F. F. : Je me souviens qu’avant un salon, on organisait toujours une réunion avec les commerciaux afin d’estimer les commandes que nous pourrions prendre. Et souvent, on avait réussi des affaires avec des visiteurs venus venus sur notre stand et qui ont été surpris par nos machines.
H. F. : Quand tu as démarré [il s’adresse à son père], le salon amenait l’information aux personnes, parce que hormis un catalogue ou une brochure commerciale, c’était le salon qui diffusait l’information sur nos machines. Maintenant, le salon vient en complément d’un plan média qui passe par des magazines, par de la vidéo, par le digital. J’ai toujours cru et je continue à croire aux salons.
Cette année, le Simodec fête ses 70 ans. Avez-vous quelques anecdotes à nous raconter ? Personne n’a oublié l’époque où vous jouiez du cor de chasse dans les allées…

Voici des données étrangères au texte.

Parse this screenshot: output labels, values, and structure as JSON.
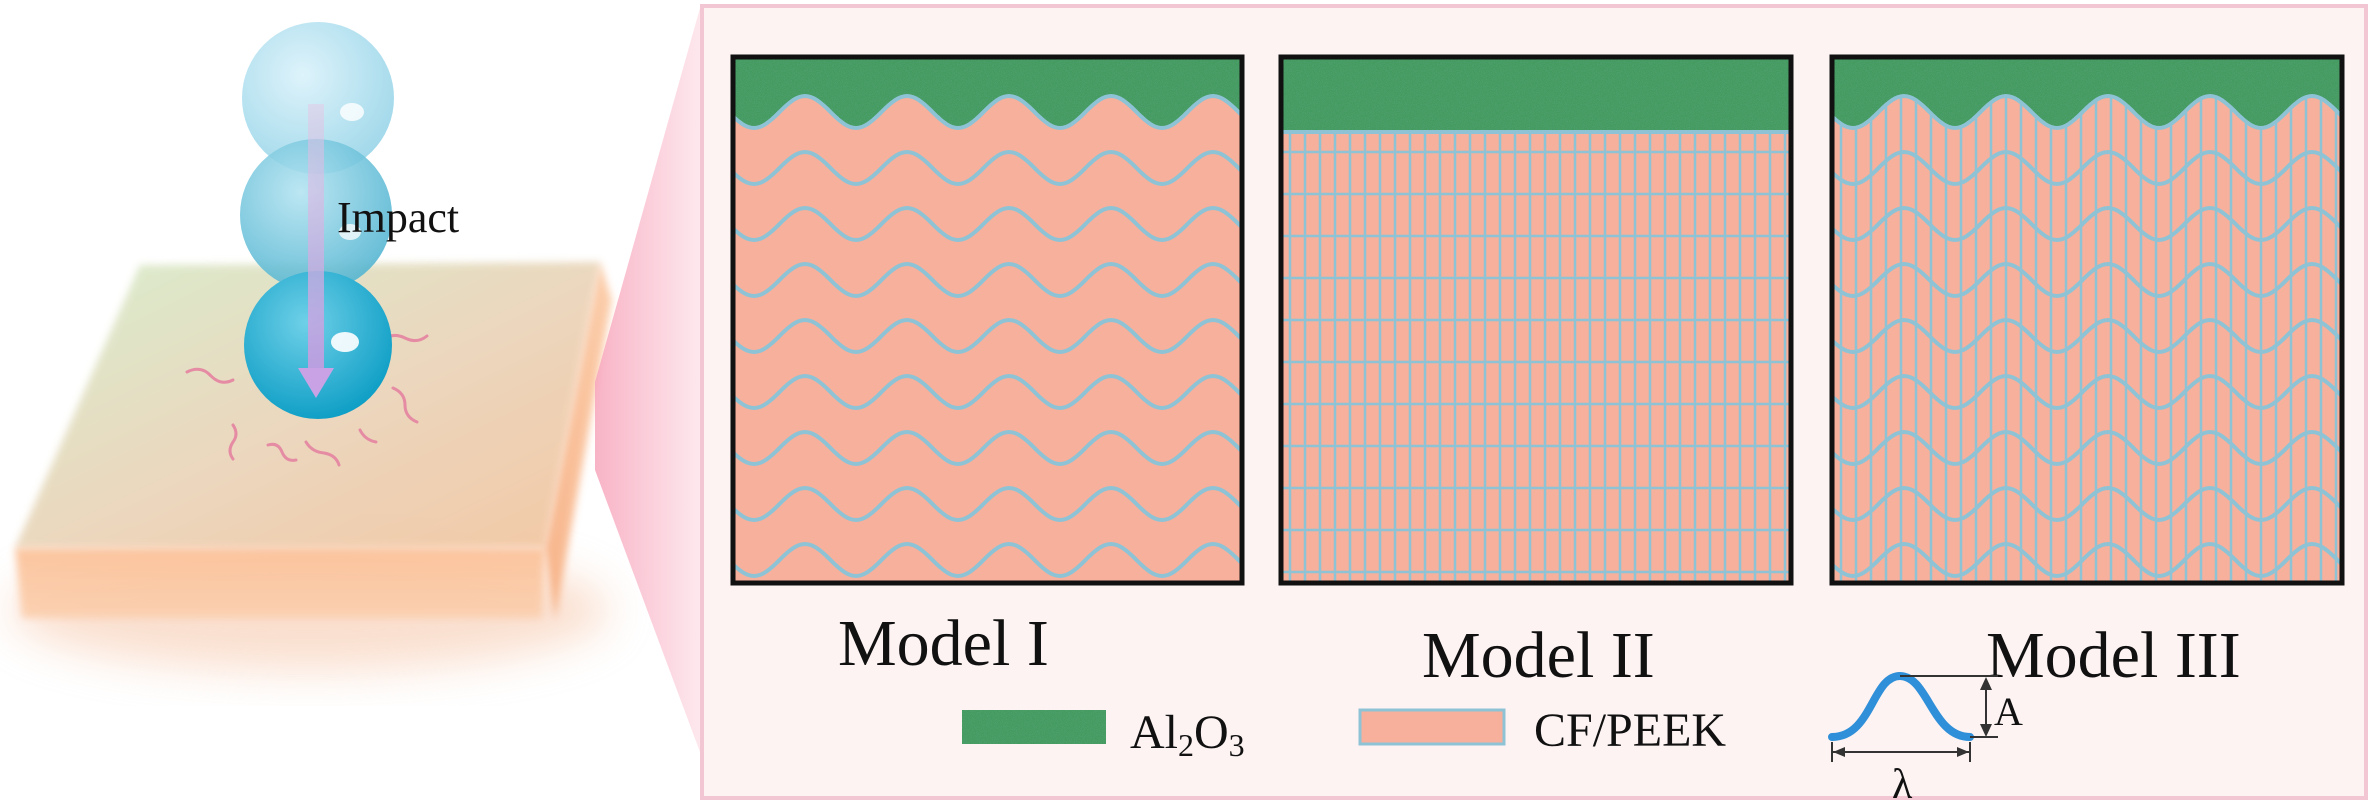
{
  "impact_label": "Impact",
  "models": [
    {
      "label": "Model I",
      "interface": "wavy",
      "fibers": false
    },
    {
      "label": "Model II",
      "interface": "flat",
      "fibers": true
    },
    {
      "label": "Model III",
      "interface": "wavy",
      "fibers": true
    }
  ],
  "legend": {
    "al2o3": {
      "base": "Al",
      "sub1": "2",
      "mid": "O",
      "sub2": "3"
    },
    "cfpeek": "CF/PEEK"
  },
  "wave_symbols": {
    "amplitude": "A",
    "wavelength": "λ"
  },
  "colors": {
    "ceramic": "#3f9a5c",
    "composite": "#f6b09c",
    "fiber_line": "#8ec3d6",
    "panel_bg": "#fdf3f3",
    "wave_curve": "#2f8fd8"
  }
}
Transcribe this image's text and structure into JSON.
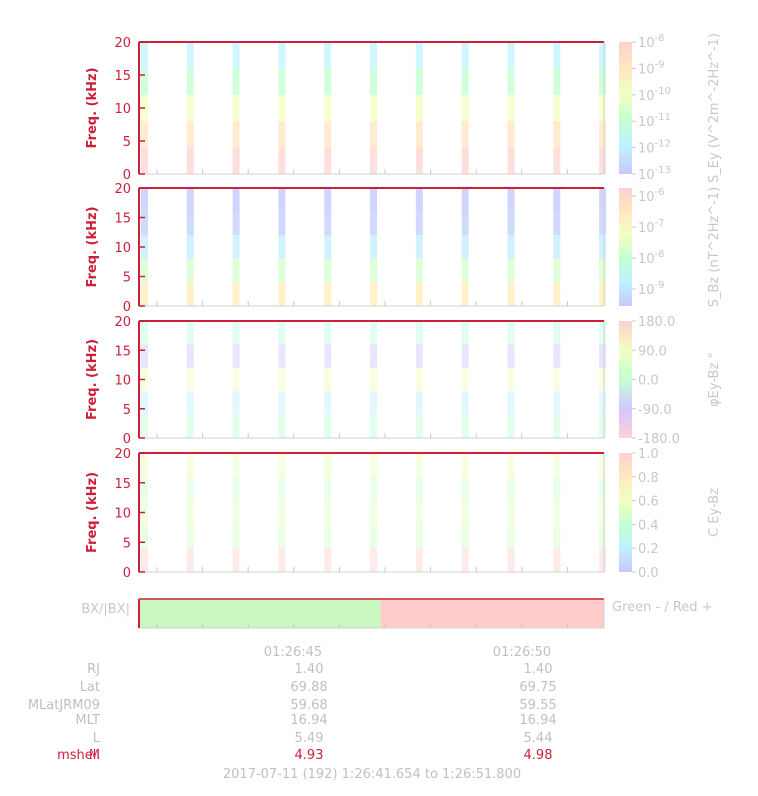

F. F. : Avec une équipe de sonneurs de trompe, on venait faire un peu d’animation sur notre stand bien sûr. Mais comme d’autres exposants nous sollicitaient, alors on s’est mis à faire systématiquement le tour du salon. Une autre anecdote me revient : on avait envisagé de réaliser une boîte et son couvercle dans une seule et même barre. Une petite boîte sur laquelle on avait inscrit : « Venez chez Decip et partez protégés. » Vous voyez ce que je veux dire ? Ils ouvraient le couvercle et il y avait un préservatif. Le problème, c’est que nos vaillants techniciens avaient pris tout le stock. Alors il fallait nous réapprovisionner. Du coup, je suis allé à la pharmacie de La Roche-sur-Foron et fièrement j’ai demandé cent préservatifs.
Machines Production vient de lancer son mouvement « Faites du bruit pour l’industrie ». Parce que nous croyons au potentiel inépuisable de l’industrie. Pour quelles bonnes raisons vous feriez du bruit ?
F. F. : Faire bruit en faisant de la publicité, par exemple.
H. F. : Aujourd’hui, on observe un regain pour l’industrie, on a des machines qui changent vraiment esthétiquement, qui changent en puissance de calcul. Je distribue des machines d’impression 3D, c’est quand même magnifique de pouvoir dessiner une pièce et de l’avoir tout de suite entre les mains, finie et sortie de machine. On a des managers d’entreprises qui mettent les moyens pour faire de leur outil de travail, leur site de production, un bel écrin. Le matériel évolue constamment, il y a de quoi faire carrière dans l’industrie. Il y a l’intelligence artificielle qui arrive… Il y a quand même plein de sujets qui valent la peine d’être travaillés.